While a number of community college leaders have accepted salary increases, Dallas County Community College District gained a notable amount of controversial attention in recent weeks. According to the Dallas News, Stephen Mittelstet, the outgoing president of Richland College, located in Dallas, accepted a pay raise of approximately $35,000 after serving as the superintendent of the cooperating Richland Collegiate High School program. While some believe that Mittelstet may in fact deserve compensation for his efforts, the significant raise is leaving many community members feeling stung, as the Texas Education Agency clearly stated that the superintendent would not be provided with additional compensation. While some leaders argue that the $35,000 should be returned to taxpayers, “College district officials conducted a review and found that the school's charter was not violated, nor was any law or board policy.”

Similarly, adding to the debate waged at Richland College, leaders of Redlands Community College (RCC), located in El Reno, Oklahoma, have been publically scrutinized for their rather generous pay raises as well. As News OK reveals, the Redlands Community College president, along with five vice presidents, were provided with salary raises ranging from nearly 17 to 22 percent of their previous salaries!

While a pay raise is often justified for individuals who have served at an institution for a lengthy period of time, opponents to these increases are troubled by the RCC leaders’ previous statements, which indicated that they would be forced to lay off staff members due to the financial crisis. If staff members must be laid off, how can the school afford to increase the pay of its executives? In examining the specific salary enhancements, News OK reports the following increases:

  • RCC President – Pay increase of approximately $23,000 (Total annual income is now $157,416)
  • 4 of the 5 RCC Vice Presidents – Pay increases of over $13,500 (Total annual income is now $85,007 per Vice President)
  • 1 of the 5 RCC Vice Presidents – Pay increase of $14,000 (Total annual income is now $78,508 for the 5th vice president)

This video reports on New Jersey's intention to look into community college presidents' compensation.

Justification for Pay Advancements

While students and employees are outraged by executive pay increases at community colleges, some argue that the raises are justifiable. In examining the Redlands Community College raises, some assert that the salary increases were part of a “four-year, campus-wide salary improvement plan.” Specifically, “The plan was designed to bring the salaries of Redlands employees up to the average of their counterparts at rural Oklahoma community colleges.”

To determine which employees were to be provided with pay raises, RCC leaders examined the faculty income first, followed by additional RCC staff members. In analyzing the various pay raises, faculty and support staff have been provided with an average of 3 to 5 percent increases in recent years; however, larger raises were given to administrators.

However, while the four-year salary improvement plan allowed staff members to enjoy increases in pay, officials announced that approximately 65 percent of Redlands College employees would be required to take eight furlough days to help alleviate the tight budget for the 2009-2010 school year!
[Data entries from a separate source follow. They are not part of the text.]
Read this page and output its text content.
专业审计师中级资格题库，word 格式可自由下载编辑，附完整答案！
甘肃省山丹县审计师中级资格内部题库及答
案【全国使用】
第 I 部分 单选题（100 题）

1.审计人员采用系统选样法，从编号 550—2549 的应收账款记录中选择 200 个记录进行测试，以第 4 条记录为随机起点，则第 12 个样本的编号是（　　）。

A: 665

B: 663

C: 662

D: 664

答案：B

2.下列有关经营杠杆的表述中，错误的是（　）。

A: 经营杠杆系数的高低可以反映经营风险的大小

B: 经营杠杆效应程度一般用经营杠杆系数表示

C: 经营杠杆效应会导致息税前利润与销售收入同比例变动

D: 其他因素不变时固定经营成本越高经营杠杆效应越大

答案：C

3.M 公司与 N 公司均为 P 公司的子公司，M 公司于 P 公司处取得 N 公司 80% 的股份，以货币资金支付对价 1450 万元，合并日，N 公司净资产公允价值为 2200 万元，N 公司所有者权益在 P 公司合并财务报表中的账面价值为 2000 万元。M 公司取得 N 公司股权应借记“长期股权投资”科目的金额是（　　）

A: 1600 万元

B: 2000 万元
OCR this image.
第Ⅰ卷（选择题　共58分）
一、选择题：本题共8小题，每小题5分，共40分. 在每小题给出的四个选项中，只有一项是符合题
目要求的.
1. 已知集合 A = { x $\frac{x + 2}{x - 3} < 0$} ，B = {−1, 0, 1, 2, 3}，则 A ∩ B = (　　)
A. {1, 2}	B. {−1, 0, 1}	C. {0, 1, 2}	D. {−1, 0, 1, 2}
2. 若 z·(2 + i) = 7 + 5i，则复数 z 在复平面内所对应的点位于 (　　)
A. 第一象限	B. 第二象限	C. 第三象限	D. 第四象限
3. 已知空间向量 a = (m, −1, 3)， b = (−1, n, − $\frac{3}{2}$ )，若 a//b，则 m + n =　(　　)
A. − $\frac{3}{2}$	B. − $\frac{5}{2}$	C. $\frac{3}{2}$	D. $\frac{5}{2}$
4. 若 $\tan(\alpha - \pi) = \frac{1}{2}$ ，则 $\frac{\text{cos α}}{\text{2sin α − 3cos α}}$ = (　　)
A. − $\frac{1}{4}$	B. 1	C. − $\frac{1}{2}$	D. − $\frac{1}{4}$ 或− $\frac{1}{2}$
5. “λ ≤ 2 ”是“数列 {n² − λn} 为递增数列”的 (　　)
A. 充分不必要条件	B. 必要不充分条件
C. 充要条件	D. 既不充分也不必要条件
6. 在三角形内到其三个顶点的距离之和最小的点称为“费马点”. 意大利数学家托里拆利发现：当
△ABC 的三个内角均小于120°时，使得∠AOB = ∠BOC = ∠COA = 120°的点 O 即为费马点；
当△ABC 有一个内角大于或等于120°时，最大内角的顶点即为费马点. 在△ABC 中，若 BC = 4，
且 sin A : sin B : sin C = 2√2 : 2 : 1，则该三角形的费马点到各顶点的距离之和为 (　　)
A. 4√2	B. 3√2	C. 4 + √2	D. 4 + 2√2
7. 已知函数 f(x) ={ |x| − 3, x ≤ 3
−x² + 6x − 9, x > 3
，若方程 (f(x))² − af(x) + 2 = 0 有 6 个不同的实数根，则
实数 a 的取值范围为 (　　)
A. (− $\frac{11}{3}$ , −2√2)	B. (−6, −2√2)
Through unpaid furlough days, schools can save money on staffing costs while cutting back on the number of workdays.

With this shift, the school’s four-year salary improvement plan seems to be null, as the furloughs will result in a 3 percent drop in the average full-time employee’s salary, compared to their past year’s pay.

This video examines the perks that college presidents enjoy.

As community colleges face greater budget cuts, the controversy of increased salary pay for school executives will certainly continue to gain steam.